Do you have any software that can OCR non-text PDFs?

I have adobe pro, wondershare, abby reader and a few others

If you don't want to do everything by hand you need one that's AppleScriptable.

Which one would you suggest?

I don't have scripting experience with any of the apps you've listed.

The only app I have recent experience scripting is PDFpenPro (now Nitro PDF Pro).

It looks like someone at Nitro has half a brain – they've improved the AppleScript dictionary and made batch OCR easier.

I'm present inquiring as to what they want to charge me for an upgrade from PDFpenPro 11 and looking at the demo of v13.3.1.

Thank you so much Christopher - let me try this right now and ill get right back to you.

Can any of your apps batch OCR PDFs?

I'm not going to guarantee the quality of Nitro's OCR, because I haven't used the product since they bought it from Smile.

I did just run a test with the current version and wasn't fully satisfied with its ability to detect whether a PDF needed to be OCR'd.

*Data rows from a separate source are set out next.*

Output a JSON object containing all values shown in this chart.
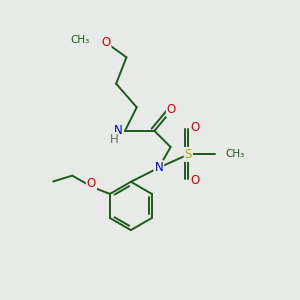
{
  "bg_color": "#e8eae8",
  "bond_color": "#1a5c1a",
  "atom_colors": {
    "O": "#dd0000",
    "N": "#0000cc",
    "S": "#aaaa00",
    "H": "#607060",
    "C": "#1a5c1a"
  },
  "line_width": 1.4,
  "font_size": 8.5,
  "figsize": [
    3.0,
    3.0
  ],
  "dpi": 100
}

Try running this macro on a couple or three of your non-ocr'd files:

If you get what I expect I can probably write you a macro to do the testing.

Chris - this is great! It seems to be working just fine

That macro only finds text in text capable PDFs.

Have you found any that don't contain text yet?

The pop-up window shoud be entirely blank or only have a very few garbled characters.

Let me keep trying here and I'll get right back to you - so like a hand written one correct?

Okay so yes, I've found some that it does not work on.

What does it produce?

Ideally nothing...

yes thats correct - absolutely nothing

the text box is empty

Okay, how are you going to find all the PDFs?

They're scattered all over Dropbox – yes?

I'd probably create a smart-search in the Finder – or more likely HoudahSpot, since I own a copy.